The revamped centre became operational over several weekends last month, taking over support and service for both business customers and consumers.
There were no interruptions to the carrier or its customers during the transition, according to the telco.
The consolidated centre replaces five separate network operations centre (NOC) groups within Optus, and represents a single shared services approach. The NOCs had operated with 500 staff, but their amalgamation and a re-classification of business units meant the streamlined centre will serve customers with around 300 staff.
"We have lost heads," said Kevin Saunders, general manager, network management, Optus. "We've trimmed at the edges and have a much different operational structure."
However an Optus spokesperson said staff had only been moved within Optus during the project and there had not been any redundancies. She declined to specify the business unit they had moved to.
Staff at the centre will monitor the operation of Optus' business, consumer, core and mobile networks in a bid to centralise resources and lines of communication. A separate centre is responsible for Optus' wholesale and satellite network.
"[With the consolidated centre], we'll be able to identify more easily the customers that are impacted and react to that, and [provide] real-time management of dynamic service level agreements," said Dan Whitehead, general manager, network assurance systems for Optus.
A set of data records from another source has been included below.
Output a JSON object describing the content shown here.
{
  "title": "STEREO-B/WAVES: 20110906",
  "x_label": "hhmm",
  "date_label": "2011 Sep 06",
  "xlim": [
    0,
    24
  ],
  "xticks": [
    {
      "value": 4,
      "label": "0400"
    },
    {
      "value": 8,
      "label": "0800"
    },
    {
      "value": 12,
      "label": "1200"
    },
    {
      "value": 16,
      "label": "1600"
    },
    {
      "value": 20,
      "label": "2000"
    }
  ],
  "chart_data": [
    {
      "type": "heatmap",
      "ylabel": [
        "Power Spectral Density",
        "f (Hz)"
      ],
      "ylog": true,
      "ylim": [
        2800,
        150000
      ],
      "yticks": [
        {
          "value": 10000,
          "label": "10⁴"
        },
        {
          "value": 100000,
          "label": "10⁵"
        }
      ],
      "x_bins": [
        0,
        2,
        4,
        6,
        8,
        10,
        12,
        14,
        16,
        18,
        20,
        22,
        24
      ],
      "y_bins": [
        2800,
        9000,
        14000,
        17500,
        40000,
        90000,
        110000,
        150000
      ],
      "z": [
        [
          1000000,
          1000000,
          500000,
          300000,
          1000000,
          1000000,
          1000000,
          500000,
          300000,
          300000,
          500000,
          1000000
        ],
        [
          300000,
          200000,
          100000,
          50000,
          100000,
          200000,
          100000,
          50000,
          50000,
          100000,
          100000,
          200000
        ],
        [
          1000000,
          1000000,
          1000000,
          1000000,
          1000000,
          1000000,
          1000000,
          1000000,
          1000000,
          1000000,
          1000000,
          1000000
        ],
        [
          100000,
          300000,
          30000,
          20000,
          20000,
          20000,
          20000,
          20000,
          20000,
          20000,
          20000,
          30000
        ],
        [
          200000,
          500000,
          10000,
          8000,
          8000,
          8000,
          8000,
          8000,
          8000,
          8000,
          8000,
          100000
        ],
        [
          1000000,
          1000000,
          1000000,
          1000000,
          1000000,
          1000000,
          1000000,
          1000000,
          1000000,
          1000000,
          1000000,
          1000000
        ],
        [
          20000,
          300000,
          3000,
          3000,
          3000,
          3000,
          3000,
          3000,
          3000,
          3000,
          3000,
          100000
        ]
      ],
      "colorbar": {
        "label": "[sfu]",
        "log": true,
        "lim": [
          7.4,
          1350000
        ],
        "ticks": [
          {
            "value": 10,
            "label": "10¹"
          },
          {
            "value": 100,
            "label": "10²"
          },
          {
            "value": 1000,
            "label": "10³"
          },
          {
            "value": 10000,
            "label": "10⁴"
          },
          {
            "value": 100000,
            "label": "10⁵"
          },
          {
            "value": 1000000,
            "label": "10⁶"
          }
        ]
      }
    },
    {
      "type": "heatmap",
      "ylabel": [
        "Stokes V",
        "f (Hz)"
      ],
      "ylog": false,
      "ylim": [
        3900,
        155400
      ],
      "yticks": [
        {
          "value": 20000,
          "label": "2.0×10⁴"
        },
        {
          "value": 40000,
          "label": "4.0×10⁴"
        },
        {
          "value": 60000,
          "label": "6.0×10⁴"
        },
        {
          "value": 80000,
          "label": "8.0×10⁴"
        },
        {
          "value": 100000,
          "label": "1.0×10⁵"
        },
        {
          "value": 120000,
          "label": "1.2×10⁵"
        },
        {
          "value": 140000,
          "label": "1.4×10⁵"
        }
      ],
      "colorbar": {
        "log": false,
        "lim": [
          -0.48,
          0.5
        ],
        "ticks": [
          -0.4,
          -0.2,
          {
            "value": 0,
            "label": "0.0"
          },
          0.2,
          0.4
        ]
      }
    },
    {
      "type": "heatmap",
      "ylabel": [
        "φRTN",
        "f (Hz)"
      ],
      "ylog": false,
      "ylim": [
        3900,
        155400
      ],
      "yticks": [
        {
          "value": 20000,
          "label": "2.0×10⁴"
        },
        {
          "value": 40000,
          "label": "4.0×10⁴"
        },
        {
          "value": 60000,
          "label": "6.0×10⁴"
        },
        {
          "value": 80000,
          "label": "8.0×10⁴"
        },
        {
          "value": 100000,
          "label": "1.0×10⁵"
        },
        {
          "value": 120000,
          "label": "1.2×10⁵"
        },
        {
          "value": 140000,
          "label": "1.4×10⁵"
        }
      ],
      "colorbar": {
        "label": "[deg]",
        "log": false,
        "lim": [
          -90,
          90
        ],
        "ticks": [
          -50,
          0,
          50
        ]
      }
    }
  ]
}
"It's about giving the business the opportunity not to set generic service level agreements, but focused ones," he said.
As part of improving service levels, Optus will go to tender this year for service level agreement management.
The consolidated centre also gives Optus a dedicated backup centre for disaster recovery, according to Whitehead.
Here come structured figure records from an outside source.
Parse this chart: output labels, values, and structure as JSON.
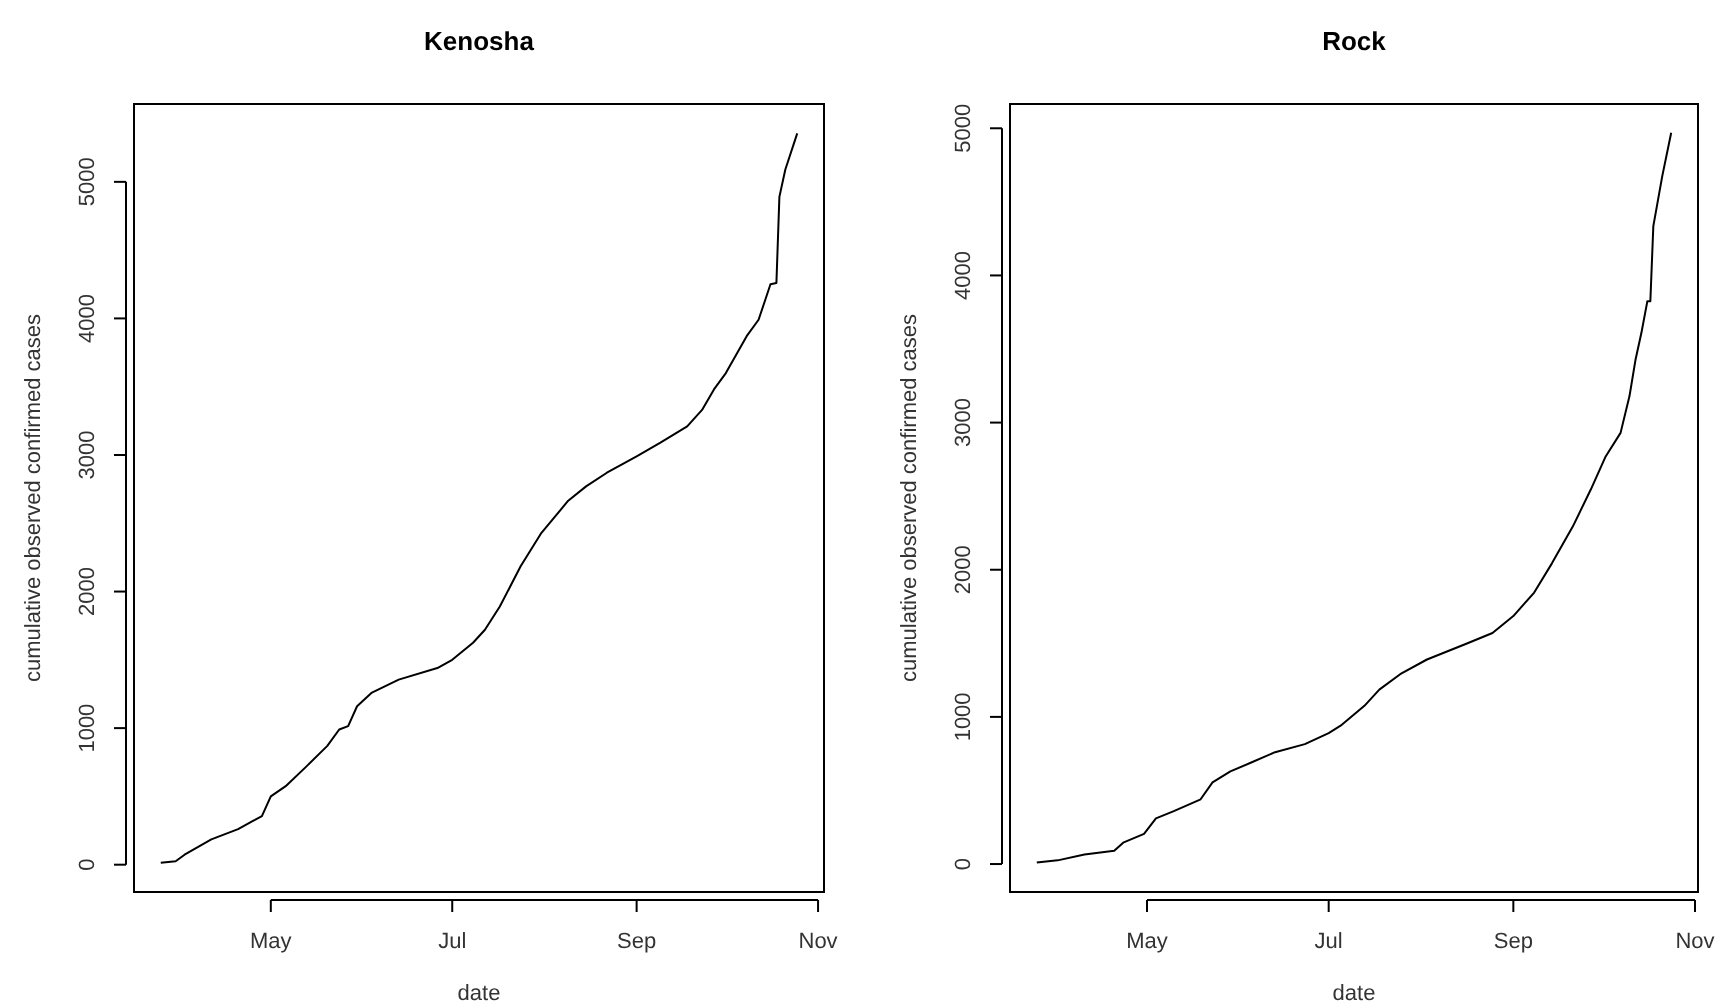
{
  "chart_data": [
    {
      "type": "line",
      "title": "Kenosha",
      "xlabel": "date",
      "ylabel": "cumulative observed confirmed cases",
      "xlim": [
        "--03-16",
        "--11-03"
      ],
      "ylim": [
        -200,
        5570
      ],
      "xticks": [
        {
          "value": "--05-01",
          "label": "May"
        },
        {
          "value": "--07-01",
          "label": "Jul"
        },
        {
          "value": "--09-01",
          "label": "Sep"
        },
        {
          "value": "--11-01",
          "label": "Nov"
        }
      ],
      "yticks": [
        0,
        1000,
        2000,
        3000,
        4000,
        5000
      ],
      "series": [
        {
          "color": "#000000",
          "x": [
            "--03-25",
            "--03-30",
            "--04-02",
            "--04-11",
            "--04-20",
            "--04-25",
            "--04-28",
            "--05-01",
            "--05-06",
            "--05-13",
            "--05-20",
            "--05-24",
            "--05-27",
            "--05-30",
            "--06-04",
            "--06-13",
            "--06-26",
            "--07-01",
            "--07-08",
            "--07-12",
            "--07-17",
            "--07-24",
            "--07-31",
            "--08-09",
            "--08-15",
            "--08-22",
            "--09-01",
            "--09-09",
            "--09-18",
            "--09-23",
            "--09-27",
            "--10-01",
            "--10-08",
            "--10-12",
            "--10-16",
            "--10-18",
            "--10-19",
            "--10-21",
            "--10-25"
          ],
          "values": [
            15,
            25,
            73,
            185,
            260,
            320,
            355,
            500,
            575,
            720,
            870,
            990,
            1015,
            1160,
            1260,
            1355,
            1440,
            1500,
            1625,
            1720,
            1890,
            2185,
            2430,
            2665,
            2770,
            2870,
            2990,
            3090,
            3210,
            3330,
            3480,
            3600,
            3870,
            3990,
            4250,
            4260,
            4890,
            5090,
            5355
          ]
        }
      ]
    },
    {
      "type": "line",
      "title": "Rock",
      "xlabel": "date",
      "ylabel": "cumulative observed confirmed cases",
      "xlim": [
        "--03-16",
        "--11-02"
      ],
      "ylim": [
        -190,
        5165
      ],
      "xticks": [
        {
          "value": "--05-01",
          "label": "May"
        },
        {
          "value": "--07-01",
          "label": "Jul"
        },
        {
          "value": "--09-01",
          "label": "Sep"
        },
        {
          "value": "--11-01",
          "label": "Nov"
        }
      ],
      "yticks": [
        0,
        1000,
        2000,
        3000,
        4000,
        5000
      ],
      "series": [
        {
          "color": "#000000",
          "x": [
            "--03-25",
            "--04-01",
            "--04-10",
            "--04-20",
            "--04-23",
            "--04-30",
            "--05-04",
            "--05-10",
            "--05-19",
            "--05-23",
            "--05-29",
            "--06-05",
            "--06-13",
            "--06-23",
            "--07-01",
            "--07-05",
            "--07-13",
            "--07-18",
            "--07-25",
            "--08-03",
            "--08-16",
            "--08-25",
            "--09-01",
            "--09-08",
            "--09-14",
            "--09-21",
            "--09-27",
            "--10-02",
            "--10-07",
            "--10-10",
            "--10-12",
            "--10-14",
            "--10-16",
            "--10-17",
            "--10-18",
            "--10-21",
            "--10-24"
          ],
          "values": [
            10,
            25,
            65,
            90,
            145,
            205,
            310,
            360,
            440,
            555,
            630,
            690,
            760,
            815,
            890,
            940,
            1075,
            1185,
            1290,
            1390,
            1495,
            1570,
            1685,
            1845,
            2045,
            2295,
            2545,
            2770,
            2930,
            3180,
            3425,
            3610,
            3825,
            3825,
            4335,
            4675,
            4970
          ]
        }
      ]
    }
  ]
}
In addition, the centre would provide further opportunities for Optus to converge the management of its technology and telecommunications services.
According to Saunders, the different NOC groups for Optus' business, consumer, core and mobile networks had not grown to be an ideal structure: "In the early days of Optus, everybody was empowered to make a decision, everybody was out building a system, everybody was out putting network in," he said. "Consequently, we built a huge legacy IT base."
Saunders explained that the mobile network centre relied on packet management while some transmission paths were managed by a different centre and local switches were managed by yet another centre.
"We had people doing similar things in different centres," he said, adding that the main way for staff to communicate on such issues was to "rack up the phone bill".
"[There were also] a lot of customised scripts across the whole network, none of them were managed locally," he said.
As such, complex faults were often passed between NOCs several times before service could be resolved, according to Saunders.
"So you had things happening in one part of the network, and another group would be managing on the edge of that, and would be impacted by it."
The disparate NOCs had been the largest cost to Optus, according to Saunders, but the opportunity had presented itself to integrate.
"There was a growing convergence of platforms and technologies, and also...the different lines of business, although delivering different products, were relying on the same technology to deliver those different products."
Under the new centre model, more Optus customer field services staff would move into network surveillance roles, according to Saunders.
This would make service assurance more proactive, rather than reactive and help them manage the network more effectively and focus on services, he said.
"We still need to manage the network, but it will be a much smaller piece than it is today. We want change the paradigm for service," he added.